Cheesecake with Raspberry Sauce Recipe
Cheesecake with Raspberry Sauce Recipe
Ingredients:
1/4 cup of cracker crumbs (Graham)
1/2 liter of Cheese (2 percent Fat, Cottage)
500 grams of Cream Cheese (fat free, Philadelphia); cubed
1 cup of sugar (refined)
2 Tablespoons of corn starch
1 teaspoon of vanilla
1 piece of egg (large)
2 pieces of egg whites (large)
For the Raspberry Sauce:
300 grams of raspberries (frozen); thawed and reserve the juice
1/2 cup of jelly; heated
1 Tablespoon of cornstarch
Instructions:
Spread the crumbs on the base of a slightly greased 9-inch (springform) pan. Place the cheese inside the food processor; process till pureed and smooth then add the cream cheese.
Process till smoothened. Slowly add the sugar, while processing continuously, then the vanilla and cornstarch.

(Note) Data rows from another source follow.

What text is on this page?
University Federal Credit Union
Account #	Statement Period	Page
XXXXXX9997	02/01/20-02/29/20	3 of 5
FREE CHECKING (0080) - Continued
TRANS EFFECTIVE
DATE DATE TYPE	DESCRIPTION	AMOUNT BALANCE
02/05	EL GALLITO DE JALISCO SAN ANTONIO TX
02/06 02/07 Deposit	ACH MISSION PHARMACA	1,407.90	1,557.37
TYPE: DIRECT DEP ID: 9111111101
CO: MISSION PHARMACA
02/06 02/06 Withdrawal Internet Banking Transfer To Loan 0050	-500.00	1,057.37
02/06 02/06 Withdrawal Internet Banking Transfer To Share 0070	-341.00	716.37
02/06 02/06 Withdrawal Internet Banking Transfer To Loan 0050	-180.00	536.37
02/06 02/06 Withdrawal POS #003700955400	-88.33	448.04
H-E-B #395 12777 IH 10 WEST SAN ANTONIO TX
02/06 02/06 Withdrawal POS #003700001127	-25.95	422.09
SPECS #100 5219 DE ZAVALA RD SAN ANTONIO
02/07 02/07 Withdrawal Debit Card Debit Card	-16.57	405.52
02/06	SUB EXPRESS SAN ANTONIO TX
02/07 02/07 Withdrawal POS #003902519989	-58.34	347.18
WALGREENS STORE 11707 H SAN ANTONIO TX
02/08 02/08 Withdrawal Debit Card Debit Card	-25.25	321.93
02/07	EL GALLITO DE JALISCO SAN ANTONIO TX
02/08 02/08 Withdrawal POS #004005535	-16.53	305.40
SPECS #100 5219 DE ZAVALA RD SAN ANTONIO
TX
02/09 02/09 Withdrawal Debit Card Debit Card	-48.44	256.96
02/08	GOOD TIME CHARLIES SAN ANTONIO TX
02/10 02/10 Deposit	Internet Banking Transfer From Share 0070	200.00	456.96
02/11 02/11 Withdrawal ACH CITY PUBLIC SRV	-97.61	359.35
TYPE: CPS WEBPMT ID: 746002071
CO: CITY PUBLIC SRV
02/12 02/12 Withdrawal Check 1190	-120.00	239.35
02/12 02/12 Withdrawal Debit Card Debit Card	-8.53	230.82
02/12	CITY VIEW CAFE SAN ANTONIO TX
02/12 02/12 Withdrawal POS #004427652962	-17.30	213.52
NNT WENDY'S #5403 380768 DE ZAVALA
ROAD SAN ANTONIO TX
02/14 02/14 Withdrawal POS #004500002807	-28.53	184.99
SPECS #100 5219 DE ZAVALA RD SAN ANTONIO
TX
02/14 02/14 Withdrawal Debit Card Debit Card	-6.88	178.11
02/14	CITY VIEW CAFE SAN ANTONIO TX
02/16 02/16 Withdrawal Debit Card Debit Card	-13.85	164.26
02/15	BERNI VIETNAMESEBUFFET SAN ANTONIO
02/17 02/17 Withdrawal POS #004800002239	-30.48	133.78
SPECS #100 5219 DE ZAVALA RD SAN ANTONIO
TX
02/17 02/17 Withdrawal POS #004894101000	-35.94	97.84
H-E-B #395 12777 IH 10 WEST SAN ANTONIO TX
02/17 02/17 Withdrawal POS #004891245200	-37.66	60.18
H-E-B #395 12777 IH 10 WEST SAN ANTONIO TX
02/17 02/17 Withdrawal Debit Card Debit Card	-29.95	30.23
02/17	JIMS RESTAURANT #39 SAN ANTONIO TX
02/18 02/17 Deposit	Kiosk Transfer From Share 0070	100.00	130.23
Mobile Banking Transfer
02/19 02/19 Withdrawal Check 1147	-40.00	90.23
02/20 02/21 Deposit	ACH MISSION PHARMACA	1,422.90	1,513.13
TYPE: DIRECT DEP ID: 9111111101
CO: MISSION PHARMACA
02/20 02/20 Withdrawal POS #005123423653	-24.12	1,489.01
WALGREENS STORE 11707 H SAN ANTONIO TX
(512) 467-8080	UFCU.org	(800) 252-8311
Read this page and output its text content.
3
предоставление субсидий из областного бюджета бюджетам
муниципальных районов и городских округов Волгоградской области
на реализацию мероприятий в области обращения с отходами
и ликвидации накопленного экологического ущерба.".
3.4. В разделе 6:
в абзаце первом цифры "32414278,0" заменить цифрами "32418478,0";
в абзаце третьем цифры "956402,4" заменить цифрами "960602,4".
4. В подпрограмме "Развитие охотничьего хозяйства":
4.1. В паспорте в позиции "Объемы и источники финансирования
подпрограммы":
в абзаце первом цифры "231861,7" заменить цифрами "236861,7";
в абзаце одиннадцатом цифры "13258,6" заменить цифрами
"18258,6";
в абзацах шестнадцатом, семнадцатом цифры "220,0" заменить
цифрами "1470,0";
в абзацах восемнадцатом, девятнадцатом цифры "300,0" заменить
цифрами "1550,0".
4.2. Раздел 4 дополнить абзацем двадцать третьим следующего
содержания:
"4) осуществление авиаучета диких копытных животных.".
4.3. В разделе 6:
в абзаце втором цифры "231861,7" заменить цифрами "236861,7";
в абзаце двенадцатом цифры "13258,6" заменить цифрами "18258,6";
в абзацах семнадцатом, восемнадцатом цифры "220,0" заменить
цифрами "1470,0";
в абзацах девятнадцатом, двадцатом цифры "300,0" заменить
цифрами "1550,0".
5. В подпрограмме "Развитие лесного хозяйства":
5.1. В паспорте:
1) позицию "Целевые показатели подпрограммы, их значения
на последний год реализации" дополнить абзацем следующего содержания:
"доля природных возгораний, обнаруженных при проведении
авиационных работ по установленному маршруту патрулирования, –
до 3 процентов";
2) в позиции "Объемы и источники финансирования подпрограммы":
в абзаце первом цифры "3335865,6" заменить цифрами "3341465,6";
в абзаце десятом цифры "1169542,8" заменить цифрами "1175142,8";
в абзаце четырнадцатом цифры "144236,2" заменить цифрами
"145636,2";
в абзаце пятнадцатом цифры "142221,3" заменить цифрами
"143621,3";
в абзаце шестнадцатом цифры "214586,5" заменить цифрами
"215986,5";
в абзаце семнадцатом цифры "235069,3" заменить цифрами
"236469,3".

Add the egg then the whites individually; pulse till blended and pour onto the pan. Place inside the oven then bake (450 degrees F) for ten mins. Reduce heat (250 degrees F); continue to bake for 35-40 mins. Let it cool completely.
Place inside the refrigerator for over a night. Serve together with the sauce.
To make the sauce, place the berries on a sieve then crush thoroughly to get more juice. Remove the seeds then add jelly and cornstarch.
Whisk thoroughly and cook inside the microwave for 1-2 mins on a high setting till thick. Place inside the refrigerator till chilled.